Se si desse il la a tali “ristrutturazioni” si andrebbe a porre mano a “L’alfier nero” di Arrigo Boito, alla goffaggine dei turchi rossiniani, alla ilarità dell’Idolo cinese di Paisiello con la satira del napoletano sul trono di quel paese. Ma dai, non coltiviamo il talebano che è in noi con la scusa della cancel culture e del politically correct!
Un certo odore di fondamentalismo “linguistico” era stato avvertito nella stessa musica americana dove qualcuno aveva definito offensivo il “Negro dialect” della gershwiniana “Porgy and Bess”.

E dire che vari jazzisti di colore hanno ripreso temi dal film “Orfeu Negro”!
Il razzismo non si combatte creando un “cappotto” al vocabolario, (d/epurandone le parole, istituendo apartheid per i testi di lavori dell’ingegno storicamente dat(at)i.
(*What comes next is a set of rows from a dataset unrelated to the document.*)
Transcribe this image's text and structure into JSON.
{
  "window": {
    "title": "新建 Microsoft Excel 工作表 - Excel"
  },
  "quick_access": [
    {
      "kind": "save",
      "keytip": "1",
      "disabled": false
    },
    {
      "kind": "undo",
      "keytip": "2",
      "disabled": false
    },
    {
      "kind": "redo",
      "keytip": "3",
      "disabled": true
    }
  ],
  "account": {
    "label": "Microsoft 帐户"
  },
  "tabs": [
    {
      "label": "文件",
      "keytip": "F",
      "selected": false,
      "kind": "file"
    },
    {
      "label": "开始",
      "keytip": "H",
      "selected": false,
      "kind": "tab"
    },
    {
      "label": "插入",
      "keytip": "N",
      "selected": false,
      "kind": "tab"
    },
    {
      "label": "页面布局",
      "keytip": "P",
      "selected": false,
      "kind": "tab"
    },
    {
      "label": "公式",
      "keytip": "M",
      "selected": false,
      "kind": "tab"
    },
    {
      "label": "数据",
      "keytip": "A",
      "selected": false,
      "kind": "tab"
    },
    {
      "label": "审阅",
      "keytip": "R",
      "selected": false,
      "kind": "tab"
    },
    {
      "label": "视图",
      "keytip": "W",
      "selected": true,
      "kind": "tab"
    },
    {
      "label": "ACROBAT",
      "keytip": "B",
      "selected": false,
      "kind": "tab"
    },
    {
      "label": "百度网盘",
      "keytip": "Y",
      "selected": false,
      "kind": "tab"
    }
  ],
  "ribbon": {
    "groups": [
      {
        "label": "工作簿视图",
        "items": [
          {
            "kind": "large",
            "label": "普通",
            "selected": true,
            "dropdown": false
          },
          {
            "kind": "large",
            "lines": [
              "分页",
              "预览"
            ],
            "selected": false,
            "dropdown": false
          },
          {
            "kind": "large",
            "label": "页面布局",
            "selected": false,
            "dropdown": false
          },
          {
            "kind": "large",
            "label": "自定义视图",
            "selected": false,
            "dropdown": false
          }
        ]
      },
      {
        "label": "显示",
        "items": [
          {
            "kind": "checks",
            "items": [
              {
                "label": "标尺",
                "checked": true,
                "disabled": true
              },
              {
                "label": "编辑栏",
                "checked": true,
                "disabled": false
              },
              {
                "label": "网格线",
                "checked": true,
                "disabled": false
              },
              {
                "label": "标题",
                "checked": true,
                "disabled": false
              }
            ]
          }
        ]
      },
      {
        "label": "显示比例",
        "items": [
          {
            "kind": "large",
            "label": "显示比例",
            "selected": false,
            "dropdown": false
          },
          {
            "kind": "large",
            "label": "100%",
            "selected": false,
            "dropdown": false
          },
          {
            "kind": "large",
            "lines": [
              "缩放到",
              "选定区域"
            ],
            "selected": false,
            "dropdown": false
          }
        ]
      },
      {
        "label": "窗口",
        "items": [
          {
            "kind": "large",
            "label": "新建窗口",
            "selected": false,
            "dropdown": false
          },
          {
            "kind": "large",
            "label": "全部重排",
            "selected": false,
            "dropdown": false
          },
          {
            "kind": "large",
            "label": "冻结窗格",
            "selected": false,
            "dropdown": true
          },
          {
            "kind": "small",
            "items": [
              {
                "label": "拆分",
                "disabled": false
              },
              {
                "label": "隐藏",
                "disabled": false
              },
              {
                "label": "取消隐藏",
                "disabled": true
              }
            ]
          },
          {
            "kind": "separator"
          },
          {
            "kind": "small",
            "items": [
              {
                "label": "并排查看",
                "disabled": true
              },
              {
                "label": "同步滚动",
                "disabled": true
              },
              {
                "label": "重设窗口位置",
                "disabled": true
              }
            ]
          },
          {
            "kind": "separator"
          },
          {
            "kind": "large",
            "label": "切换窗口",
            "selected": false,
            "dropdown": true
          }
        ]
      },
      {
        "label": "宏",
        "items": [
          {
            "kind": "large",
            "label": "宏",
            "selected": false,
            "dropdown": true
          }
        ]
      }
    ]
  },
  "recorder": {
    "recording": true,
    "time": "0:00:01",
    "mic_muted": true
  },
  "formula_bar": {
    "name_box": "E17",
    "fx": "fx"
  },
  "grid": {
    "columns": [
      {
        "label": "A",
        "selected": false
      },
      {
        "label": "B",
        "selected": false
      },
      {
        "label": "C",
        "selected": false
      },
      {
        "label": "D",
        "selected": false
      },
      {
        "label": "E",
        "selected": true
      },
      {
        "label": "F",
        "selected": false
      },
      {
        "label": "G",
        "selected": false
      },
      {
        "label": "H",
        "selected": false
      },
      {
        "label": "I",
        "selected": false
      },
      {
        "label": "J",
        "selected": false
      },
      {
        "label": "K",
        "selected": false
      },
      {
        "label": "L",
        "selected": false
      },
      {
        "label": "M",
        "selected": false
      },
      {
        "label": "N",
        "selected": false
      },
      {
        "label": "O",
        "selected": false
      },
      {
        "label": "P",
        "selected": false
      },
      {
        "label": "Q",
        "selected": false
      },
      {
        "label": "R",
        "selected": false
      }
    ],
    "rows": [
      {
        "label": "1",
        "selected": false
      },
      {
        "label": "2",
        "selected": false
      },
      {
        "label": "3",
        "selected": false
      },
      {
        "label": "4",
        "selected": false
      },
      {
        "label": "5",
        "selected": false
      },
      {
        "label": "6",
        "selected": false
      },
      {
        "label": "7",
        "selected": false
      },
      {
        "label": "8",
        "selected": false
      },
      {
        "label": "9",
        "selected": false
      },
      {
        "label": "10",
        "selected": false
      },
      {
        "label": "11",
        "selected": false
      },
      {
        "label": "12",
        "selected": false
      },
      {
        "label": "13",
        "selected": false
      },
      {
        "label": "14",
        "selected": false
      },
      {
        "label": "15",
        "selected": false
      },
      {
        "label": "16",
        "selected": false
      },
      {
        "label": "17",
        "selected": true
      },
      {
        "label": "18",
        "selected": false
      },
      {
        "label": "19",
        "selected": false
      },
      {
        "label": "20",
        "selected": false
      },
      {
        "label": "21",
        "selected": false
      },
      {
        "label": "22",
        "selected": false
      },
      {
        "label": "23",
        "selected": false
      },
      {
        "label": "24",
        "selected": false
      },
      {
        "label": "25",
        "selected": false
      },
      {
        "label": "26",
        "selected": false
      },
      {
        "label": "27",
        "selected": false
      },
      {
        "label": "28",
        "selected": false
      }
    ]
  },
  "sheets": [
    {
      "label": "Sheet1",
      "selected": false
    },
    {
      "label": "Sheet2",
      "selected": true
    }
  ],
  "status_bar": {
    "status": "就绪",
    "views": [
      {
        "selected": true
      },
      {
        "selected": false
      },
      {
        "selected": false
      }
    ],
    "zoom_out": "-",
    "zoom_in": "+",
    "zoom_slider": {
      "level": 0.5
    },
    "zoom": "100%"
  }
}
Sarebbe ovviamente diverso se un certo linguaggio venisse usato oggi, in un contesto radicalmente diverso, dove certe forzature espressive non sono auspicabili. Nel caso della messinscena lirica è ormai ammessa ogni innovazione ma non ci si chieda, per carità, di attualizzare il capolavoro verdiano intitolandolo “Un ballo in mascherina”!